После очередной пытки женщина начала стучать в дверь, пока не пришел начальник охраны.

— Я требую медицинской помощи! — решительно сказала она. — Не имеете права отказать в медицинской помощи!

Начальник охраны, ничего не сказав, исчез на несколько минут. Потом пришел, но не один, а с конвоирами. Женщину вывели в коридор. Сразу же послышались выстрелы. Все заключенные молча, как по команде, встали и сняли шапки...

В начале декабря 1942 года в подвале СД началась «разгрузка».

Кого куда ведут — никто не знал. Следователи вызывали узников партиями и направляли под охраной из помещения. Фройлик громко читал:

— Ковалёф! Короткевич! Хмелевский! Никифороф! Герасименко! Шугаеф! Сапун!

Все это — члены и активисты Минского подпольного горкома. Куда же их поведут, если не на расстрел? В те минуты каждый, прощаясь с жизнью, жалел только, что мало довелось сделать для любимой Родины. Узники вышли из своих камер с высоко поднятыми головами.

— Смерть так смерть, — спокойно сказал Герасименко и бросил под ноги тюремное одеяло. — Так будет легче умирать.
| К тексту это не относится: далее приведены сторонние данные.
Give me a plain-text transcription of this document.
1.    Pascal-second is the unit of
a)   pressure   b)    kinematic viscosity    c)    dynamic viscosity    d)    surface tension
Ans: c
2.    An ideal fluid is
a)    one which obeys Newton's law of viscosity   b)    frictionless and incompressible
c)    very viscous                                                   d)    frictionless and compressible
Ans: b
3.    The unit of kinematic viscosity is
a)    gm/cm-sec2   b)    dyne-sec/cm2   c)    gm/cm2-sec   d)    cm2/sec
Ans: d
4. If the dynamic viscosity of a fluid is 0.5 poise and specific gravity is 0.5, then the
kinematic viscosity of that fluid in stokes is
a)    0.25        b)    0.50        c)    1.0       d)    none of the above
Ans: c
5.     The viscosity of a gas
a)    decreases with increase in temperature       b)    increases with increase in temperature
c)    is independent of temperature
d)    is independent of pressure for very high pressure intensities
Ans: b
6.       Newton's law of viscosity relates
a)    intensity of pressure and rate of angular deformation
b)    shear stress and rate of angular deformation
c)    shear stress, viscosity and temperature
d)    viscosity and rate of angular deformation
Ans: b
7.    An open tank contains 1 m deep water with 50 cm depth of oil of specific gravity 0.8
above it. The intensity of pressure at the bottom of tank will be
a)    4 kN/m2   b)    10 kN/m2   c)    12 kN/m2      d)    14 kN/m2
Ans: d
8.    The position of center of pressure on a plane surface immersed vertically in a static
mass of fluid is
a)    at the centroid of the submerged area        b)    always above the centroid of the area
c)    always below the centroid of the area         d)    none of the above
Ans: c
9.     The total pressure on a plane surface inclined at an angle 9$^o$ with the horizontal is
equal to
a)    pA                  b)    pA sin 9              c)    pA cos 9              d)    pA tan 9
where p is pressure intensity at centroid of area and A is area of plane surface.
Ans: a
Когда все вышли, Костя Хмелевский и Змитрок Короткевич многозначительно переглянулись с товарищами: «Держитесь, хлопцы, с достоинством, как коммунисты!»

Только изнуренный болезнью Шугаев и угрюмый Ковалев стояли низко опустив головы.

В закрытом «черном вороне» их везли недолго. Вскоре машина остановилась. Когда вылезли — увидели тюремный двор. Значит, пытки не кончились. Их еще раз обыскали и поставили лицом к стене. Один из гестаповцев начал бить Ковалева ногой и с наслаждением приговаривал: «Тофариш Кофалёф, секретарь ЦК».

Неторопливая процедура регистрации окончилась, и семь узников были отведены в подвальную камеру № 10.

Вспоминая об этом, Георгий Павлович Сапун, единственный из всех, кто остался жив, рассказывает:

— Камера была совсем пустая — только голые стены. Стекло в окне выбито. Стены и пол так настыли, что дотронуться до них было нельзя.

Когда мы очутились одни, без надзирателей над головой, вначале даже растерялись, а потом бросились обнимать друг друга, трясти, радовались, будто дети. Даже шутили:

— Что же это они, сволочи проклятые, перед тем, как вешать, думают замораживать нас?

— Пахнуть меньше будем, — ответил кто-то.

— Даже в подвале гестапо и то было лучше.

— Тогда попросись туда обратно.

Почти все были одеты по-летнему, в одних только костюмах, а некоторые даже без нижнего белья, которое сгнило от гноя на ранах. У Ковалева, Короткевича и Никифорова не было даже носков, ботинки надеты на босу ногу. Короткевич не имел шапки. Следователь во время допроса истоптал ее так, что остались одни клочья. Все обессилели. А на дворе стояли лютые декабрьские морозы. Легко представить, какая была у нас перспектива.